Francesco Munzi – Anime nere

Qualche cortometraggio, diversi documentari e poi il grande salto nel lungometraggio, dieci anni fa, con Saimir. Tanti premi, elogi da ogni parte, riconoscimenti grazie ai quali si aprono le porte per un opera seconda, Il resto della notte, che pur strappando il biglietto per la Quinzaine des Réalisateurs del Festival di Cannes, non convince come l’esordio. E allora il solito tran tran alla ricerca di produttori, sponsor, finanziamenti esteri che dopo tre anni, finalmente, lo portano al suo terzo lungometraggio, Anime nere, presentato in concorso alla Mostra del Cinema di Venezia 2014. Francesco Munzi, classe 1969, non è di certo un autore che si è fatto mancare la gavetta. Tantomeno un regista che ha paura di sporcarsi le mani con storie difficili e rischiose.

 

Liberamente ispirato al romanzo omonimo di Gioacchino Criaco, Anime nere, racconta la storia di tre fratelli calabresi che hanno preso strade diverse. Luigi (Marco Leonardi) è un trafficante internazionale di droga che con gli anni è diventato il membro di spicco della famiglia; Rocco (Peppino Mazzotta) è uno stimato  imprenditore che vive a Milano ed aiuta il fratello Luigi nel riciclaggio di denaro sporco; Luciano (Fabrizio Ferracane), invece è rimasto in Aspromonte a fare il pastore, lontano dai traffici dei due fratelli. Suo figlio Leo, però (Giuseppe Fumo) è insoddisfatto della vita di campagna condotta dal padre e sogna di ripercorrere la carriera criminale dello zio Luigi.

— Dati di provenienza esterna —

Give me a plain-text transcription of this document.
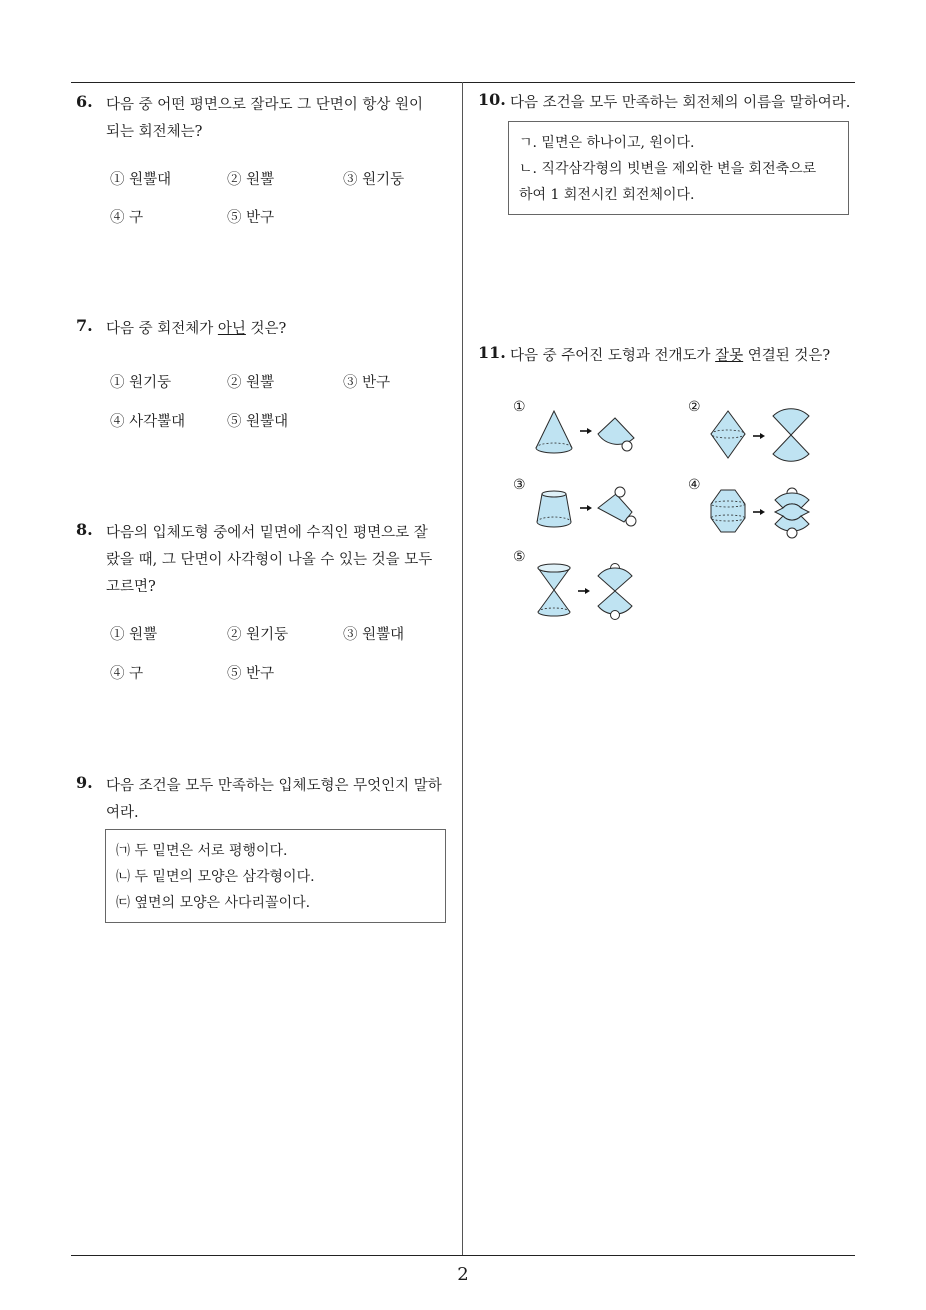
2
6. 다음 중 어떤 평면으로 잘라도 그 단면이 항상 원이
되는 회전체는?
① 원뿔대	② 원뿔	③ 원기둥
④ 구	⑤ 반구
7. 다음 중 회전체가 아닌 것은?
① 원기둥	② 원뿔	③ 반구
④ 사각뿔대	⑤ 원뿔대
8. 다음의 입체도형 중에서 밑면에 수직인 평면으로 잘
랐을 때, 그 단면이 사각형이 나올 수 있는 것을 모두
고르면?
① 원뿔	② 원기둥	③ 원뿔대
④ 구	⑤ 반구
9. 다음 조건을 모두 만족하는 입체도형은 무엇인지 말하
여라.
㈀ 두 밑면은 서로 평행이다.
㈁ 두 밑면의 모양은 삼각형이다.
㈂ 옆면의 모양은 사다리꼴이다.
10. 다음 조건을 모두 만족하는 회전체의 이름을 말하여라.
ㄱ. 밑면은 하나이고, 원이다.
ㄴ. 직각삼각형의 빗변을 제외한 변을 회전축으로
하여 1 회전시킨 회전체이다.
11. 다음 중 주어진 도형과 전개도가 잘못 연결된 것은?
①	②
③	④
⑤
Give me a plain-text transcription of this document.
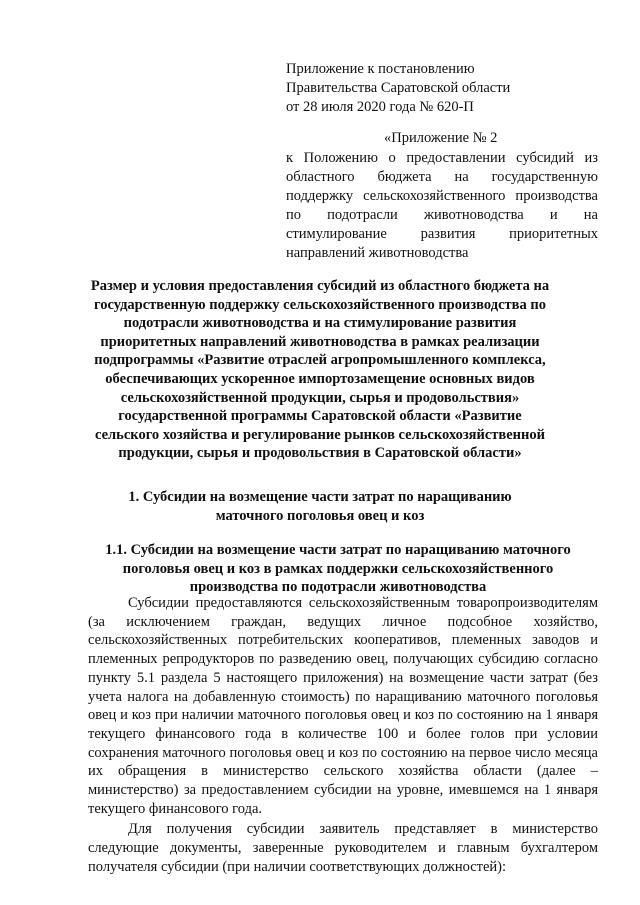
Приложение к постановлению
Правительства Саратовской области
от 28 июля 2020 года № 620-П
«Приложение № 2
к Положению о предоставлении субсидий из областного бюджета на государственную поддержку сельскохозяйственного производства по подотрасли животноводства и на стимулирование развития приоритетных направлений животноводства
Размер и условия предоставления субсидий из областного бюджета на государственную поддержку сельскохозяйственного производства по подотрасли животноводства и на стимулирование развития приоритетных направлений животноводства в рамках реализации подпрограммы «Развитие отраслей агропромышленного комплекса, обеспечивающих ускоренное импортозамещение основных видов сельскохозяйственной продукции, сырья и продовольствия» государственной программы Саратовской области «Развитие сельского хозяйства и регулирование рынков сельскохозяйственной продукции, сырья и продовольствия в Саратовской области»
1. Субсидии на возмещение части затрат по наращиванию маточного поголовья овец и коз
1.1. Субсидии на возмещение части затрат по наращиванию маточного поголовья овец и коз в рамках поддержки сельскохозяйственного производства по подотрасли животноводства

Субсидии предоставляются сельскохозяйственным товаропроизводителям (за исключением граждан, ведущих личное подсобное хозяйство, сельскохозяйственных потребительских кооперативов, племенных заводов и племенных репродукторов по разведению овец, получающих субсидию согласно пункту 5.1 раздела 5 настоящего приложения) на возмещение части затрат (без учета налога на добавленную стоимость) по наращиванию маточного поголовья овец и коз при наличии маточного поголовья овец и коз по состоянию на 1 января текущего финансового года в количестве 100 и более голов при условии сохранения маточного поголовья овец и коз по состоянию на первое число месяца их обращения в министерство сельского хозяйства области (далее – министерство) за предоставлением субсидии на уровне, имевшемся на 1 января текущего финансового года.

Для получения субсидии заявитель представляет в министерство следующие документы, заверенные руководителем и главным бухгалтером получателя субсидии (при наличии соответствующих должностей):
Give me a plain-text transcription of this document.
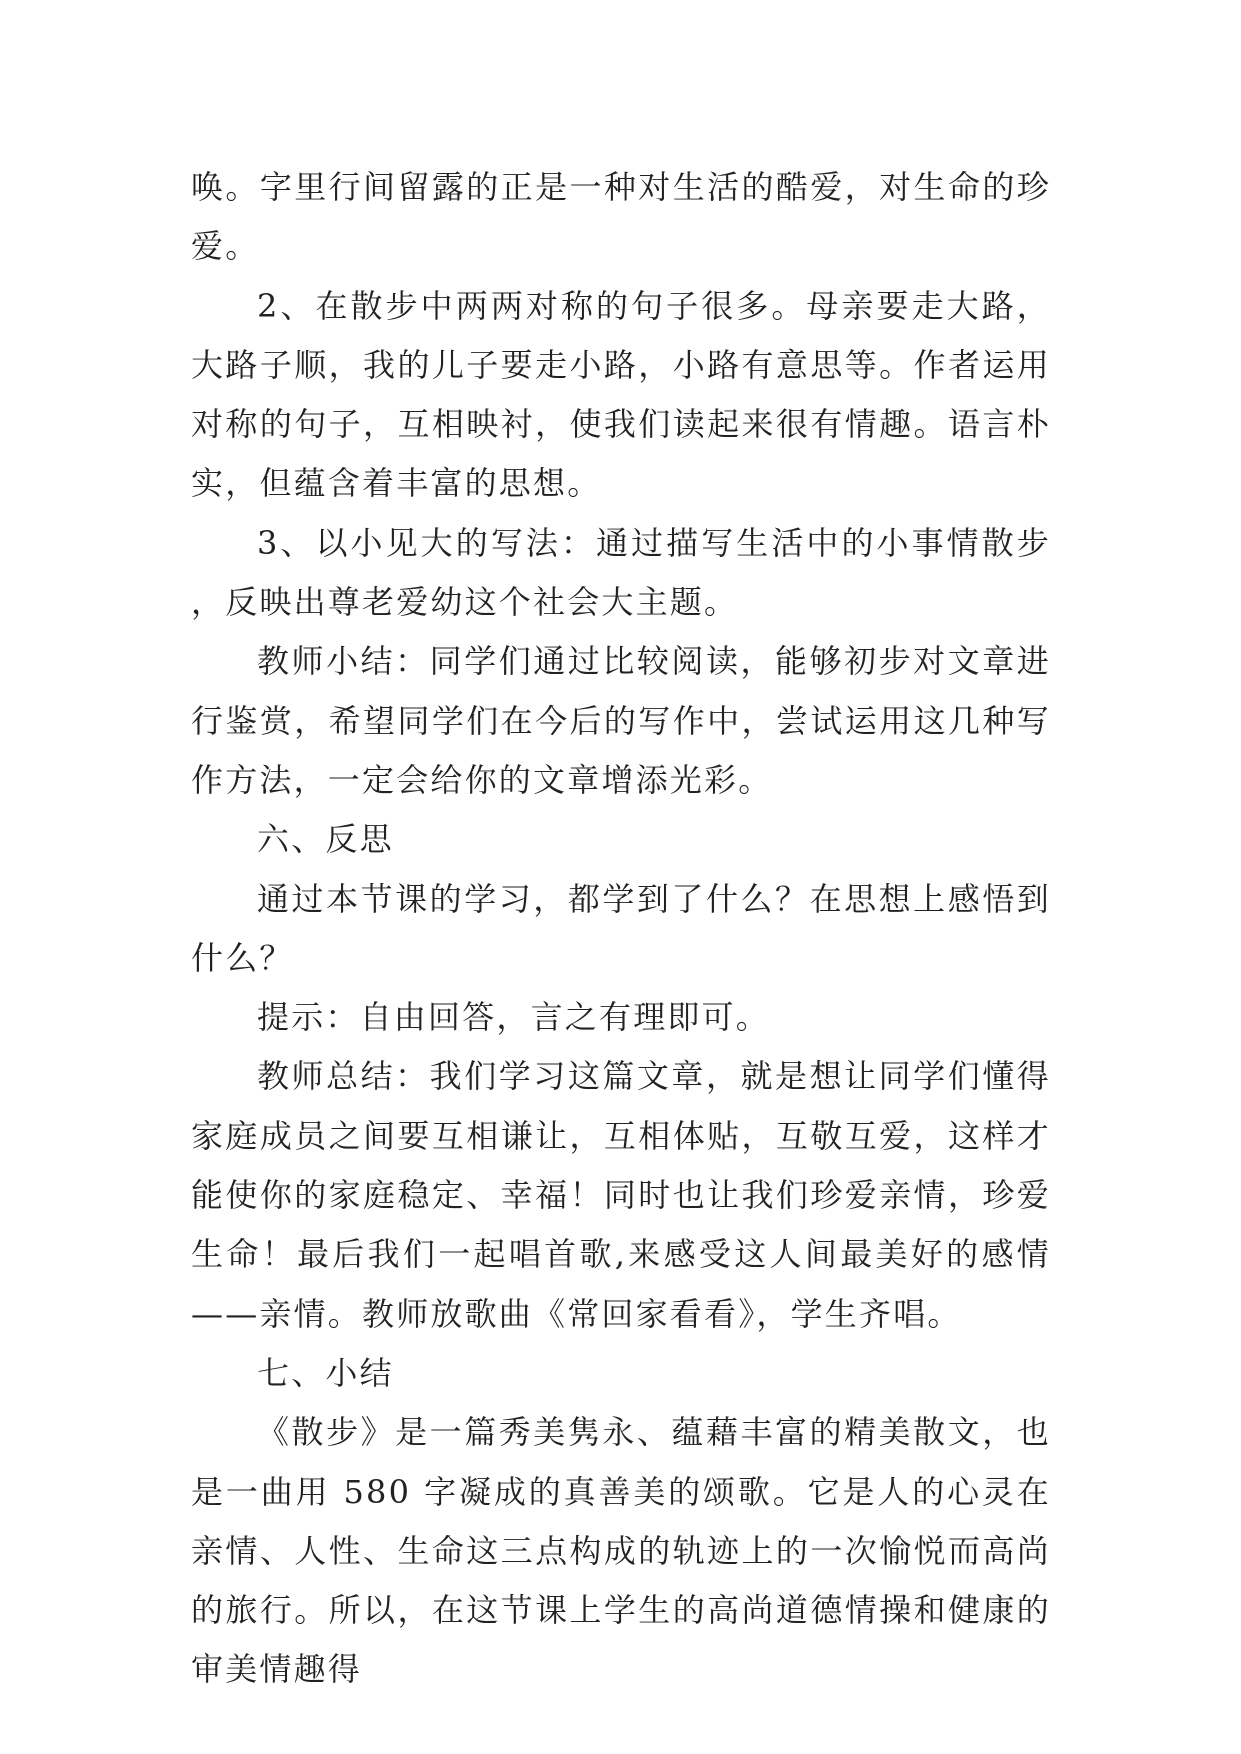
唤。字里行间留露的正是一种对生活的酷爱，对生命的珍爱。

2、在散步中两两对称的句子很多。母亲要走大路，大路子顺，我的儿子要走小路，小路有意思等。作者运用对称的句子，互相映衬，使我们读起来很有情趣。语言朴实，但蕴含着丰富的思想。

3、以小见大的写法：通过描写生活中的小事情散步，反映出尊老爱幼这个社会大主题。

教师小结：同学们通过比较阅读，能够初步对文章进行鉴赏，希望同学们在今后的写作中，尝试运用这几种写作方法，一定会给你的文章增添光彩。

六、反思

通过本节课的学习，都学到了什么？在思想上感悟到什么？

提示：自由回答，言之有理即可。

教师总结：我们学习这篇文章，就是想让同学们懂得家庭成员之间要互相谦让，互相体贴，互敬互爱，这样才能使你的家庭稳定、幸福！同时也让我们珍爱亲情，珍爱生命！最后我们一起唱首歌,来感受这人间最美好的感情——亲情。教师放歌曲《常回家看看》，学生齐唱。

七、小结

《散步》是一篇秀美隽永、蕴藉丰富的精美散文，也是一曲用 580 字凝成的真善美的颂歌。它是人的心灵在亲情、人性、生命这三点构成的轨迹上的一次愉悦而高尚的旅行。所以，在这节课上学生的高尚道德情操和健康的审美情趣得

Sarà proprio un suo gesto incosciente contro un clan rivale a scatenare una spirale di violenza e vendetta che coinvolgerà tutta la famiglia.

 

 

Poche parole e pochi gesti bastano al regista per raccontare la storia di un’intera famiglia. Elementi che come i pezzi di un puzzle Munzi costruisce fino a formare un quadro completo, rigoroso, solido. Lentamente il film si dispiega davanti a noi e sottovoce rivela la sua forza. La regia di Munzi, se da un lato esalta una messinscena scarna, gelida e senza eccessi, dall’altro valorizza una magnifica sceneggiatura non interferendo con il racconto ma anzi agevolando la fruizione della trama. Il regista disegna un opera asciutta, essenziale, che non utilizza gli stereotipi associati ai film di mafia o l’epica insita nei film di gangster. Munzi lavora in sottrazione e aspetta insieme a noi che il film si componga. La sua macchina da presa osserva i personaggi e non li giudica, non li mitizza, non li denuncia, ma rimane in attesa di un loro sviluppo compiuto, che raggiungerà a poco a poco per poi esplodere nello splendido finale.

Un film che se fosse stato realizzato da un autore francese, staremo già a chiederci per quale motivo un’opera così non sia stata ancora prodotta in Italia.